Cochran A J
Department of Pathology and Laboratory Medicine, Jonsson Comprehensive Cancer Center, UCLA School of Medicine, Los Angeles, CA 90095-1732, USA.
Semin Nucl Med. 2000 Jan;30(1):11-7. doi: 10.1016/s0001-2998(00)80057-4.
Patients with high-risk (thick, deeply invasive) primary melanoma were, in the past, managed by wide local excision and elective node dissection or wide local excision alone, with subsequent lymphadenectomy if the regional nodes developed clinically detectable metastases. We recently developed a more logical approach called selective lymph node dissection. To be effective, this requires close collaboration of surgeons, pathologists, and nuclear medicine physicians. The draining lymph node basin is identified preoperatively by lymphoscintigraphy. During surgery, a marker dye (isosulfan blue) and radioactive technetium labeled albumin are injected intradermally around the primary melanoma and the afferent lymphatics are followed up to the first lymph nodes of the ipsilateral regional nodal basin. The surgeon excises the blue-colored and maximally radioactive sentinel nodes and the pathologist critically evaluates these for the presence of a metastatic tumor. If the sentinel nodes are tumor free, no further nodal dissection is undertaken; if a tumor is present, a complete dissection of the nodal basin is performed.
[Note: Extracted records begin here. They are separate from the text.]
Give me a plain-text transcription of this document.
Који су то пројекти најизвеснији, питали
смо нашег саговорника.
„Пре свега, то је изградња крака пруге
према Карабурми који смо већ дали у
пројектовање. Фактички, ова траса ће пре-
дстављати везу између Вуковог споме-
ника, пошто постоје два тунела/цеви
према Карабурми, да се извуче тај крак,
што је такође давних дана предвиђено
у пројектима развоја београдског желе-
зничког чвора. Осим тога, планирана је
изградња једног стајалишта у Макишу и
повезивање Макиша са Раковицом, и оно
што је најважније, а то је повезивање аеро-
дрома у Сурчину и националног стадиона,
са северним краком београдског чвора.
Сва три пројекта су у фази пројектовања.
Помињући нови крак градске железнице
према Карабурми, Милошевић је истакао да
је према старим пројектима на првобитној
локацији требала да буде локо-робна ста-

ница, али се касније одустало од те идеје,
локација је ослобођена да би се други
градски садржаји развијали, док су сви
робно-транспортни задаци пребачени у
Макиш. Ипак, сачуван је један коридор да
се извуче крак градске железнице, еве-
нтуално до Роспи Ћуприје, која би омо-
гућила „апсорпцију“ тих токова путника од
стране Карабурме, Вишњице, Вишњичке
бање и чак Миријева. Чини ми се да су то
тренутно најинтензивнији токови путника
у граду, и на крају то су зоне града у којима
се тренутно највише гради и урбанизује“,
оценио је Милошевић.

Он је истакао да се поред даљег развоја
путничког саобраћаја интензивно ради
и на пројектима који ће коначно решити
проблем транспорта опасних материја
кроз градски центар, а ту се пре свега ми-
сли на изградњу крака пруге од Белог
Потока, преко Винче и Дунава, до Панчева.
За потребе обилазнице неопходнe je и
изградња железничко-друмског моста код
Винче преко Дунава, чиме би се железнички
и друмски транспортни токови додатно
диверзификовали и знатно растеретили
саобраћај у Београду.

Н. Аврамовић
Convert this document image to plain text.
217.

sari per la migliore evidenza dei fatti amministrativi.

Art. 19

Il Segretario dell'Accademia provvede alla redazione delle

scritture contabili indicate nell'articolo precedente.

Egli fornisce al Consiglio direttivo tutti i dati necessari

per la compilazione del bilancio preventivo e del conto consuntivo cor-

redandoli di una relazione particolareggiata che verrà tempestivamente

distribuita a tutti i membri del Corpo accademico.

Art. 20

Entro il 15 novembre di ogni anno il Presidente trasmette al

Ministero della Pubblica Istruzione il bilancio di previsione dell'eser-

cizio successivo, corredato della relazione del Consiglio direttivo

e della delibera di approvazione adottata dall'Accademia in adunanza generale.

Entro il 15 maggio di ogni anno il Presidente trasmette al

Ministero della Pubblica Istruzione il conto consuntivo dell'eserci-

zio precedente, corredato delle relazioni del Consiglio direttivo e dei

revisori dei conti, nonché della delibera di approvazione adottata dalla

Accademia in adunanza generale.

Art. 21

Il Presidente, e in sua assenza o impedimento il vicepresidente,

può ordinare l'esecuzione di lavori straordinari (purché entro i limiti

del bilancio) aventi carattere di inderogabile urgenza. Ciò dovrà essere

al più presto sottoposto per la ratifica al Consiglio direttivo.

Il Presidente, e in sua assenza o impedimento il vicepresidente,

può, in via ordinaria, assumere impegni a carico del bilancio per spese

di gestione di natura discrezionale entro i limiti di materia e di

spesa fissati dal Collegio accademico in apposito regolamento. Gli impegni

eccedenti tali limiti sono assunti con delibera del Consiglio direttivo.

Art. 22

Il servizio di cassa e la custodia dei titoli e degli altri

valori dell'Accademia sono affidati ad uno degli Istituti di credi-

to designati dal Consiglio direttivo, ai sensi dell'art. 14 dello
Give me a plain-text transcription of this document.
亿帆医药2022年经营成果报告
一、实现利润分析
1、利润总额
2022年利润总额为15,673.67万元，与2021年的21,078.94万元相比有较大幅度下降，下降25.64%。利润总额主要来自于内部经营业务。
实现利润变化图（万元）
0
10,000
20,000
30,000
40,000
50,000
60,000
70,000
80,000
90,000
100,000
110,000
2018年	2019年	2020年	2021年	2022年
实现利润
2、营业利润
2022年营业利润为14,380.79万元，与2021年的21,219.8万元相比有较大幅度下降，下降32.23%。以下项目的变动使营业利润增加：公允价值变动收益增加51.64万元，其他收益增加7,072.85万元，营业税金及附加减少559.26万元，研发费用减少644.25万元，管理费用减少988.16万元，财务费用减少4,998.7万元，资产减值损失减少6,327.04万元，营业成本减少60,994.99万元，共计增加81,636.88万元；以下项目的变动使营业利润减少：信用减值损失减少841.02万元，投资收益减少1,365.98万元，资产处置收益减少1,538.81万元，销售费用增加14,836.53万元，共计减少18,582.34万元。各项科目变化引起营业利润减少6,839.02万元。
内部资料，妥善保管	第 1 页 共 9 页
We have examined 1,119 sentinel lymph nodes from 669 patients treated by selective lymph node dissection. We identified melanoma cells in sentinel nodes from 126 patients (17.8%). A single node contained tumors in 67% of patients, 2 nodes were positive in 25%, and the remaining 12% of patients had three tumor-containing nodes. Melanoma cells were dispersed singly or in variably sized groups, usually in the peripheral nodal sinus. In around 40% of patients, immunohistochemistry is required to identify minute numbers of tumor cells. With experience, pathologists identify tumors in hematoxylin and eosin (H&E) preparations in an increasing proportion of lymph nodes. Tumor cells are more frequent in the sentinel nodes of patients with primary tumors of deeper Clark level and greater Breslow thickness. Tumor cells must be discriminated from capsular nevus cells, interdigitating dendritic leukocytes, macrophages, and intranodal neural tissues.
过去,高危(厚度大、浸润深)原发性黑色素瘤患者采用广泛局部切除联合选择性淋巴结清扫术或单纯广泛局部切除术治疗,若区域淋巴结出现临床可检测到的转移灶,则随后进行淋巴结切除术。我们最近开发了一种更合理的方法,称为选择性淋巴结清扫术。要使其有效,这需要外科医生、病理学家和核医学医生密切合作。术前通过淋巴闪烁显像确定引流淋巴结区域。手术期间,在原发性黑色素瘤周围皮内注射标记染料(异硫蓝)和放射性锝标记白蛋白,并追踪输入淋巴管至同侧区域淋巴结区域的第一组淋巴结。外科医生切除蓝色且放射性最强的前哨淋巴结,病理学家对这些淋巴结进行严格评估,以确定是否存在转移性肿瘤。如果前哨淋巴结无肿瘤,则不再进行进一步的淋巴结清扫;如果存在肿瘤,则进行淋巴结区域的彻底清扫。我们检查了669例接受选择性淋巴结清扫术患者的1119个前哨淋巴结。我们在126例患者(17.8%)的前哨淋巴结中发现了黑色素瘤细胞。67%的患者单个淋巴结含有肿瘤,25%的患者2个淋巴结呈阳性,其余12%的患者有3个含肿瘤的淋巴结。黑色素瘤细胞单个或成大小不一的团块分布,通常位于周围淋巴结窦。在约40%的患者中,需要进行免疫组织化学检查以识别少量肿瘤细胞。随着经验的积累,病理学家在苏木精和伊红(H&E)染色切片中识别出肿瘤的淋巴结比例越来越高。在Clark分级较深、Breslow厚度较大的原发性肿瘤患者的前哨淋巴结中,肿瘤细胞更为常见。必须将肿瘤细胞与包膜痣细胞、交错突树突状白细胞、巨噬细胞和淋巴结内神经组织区分开来。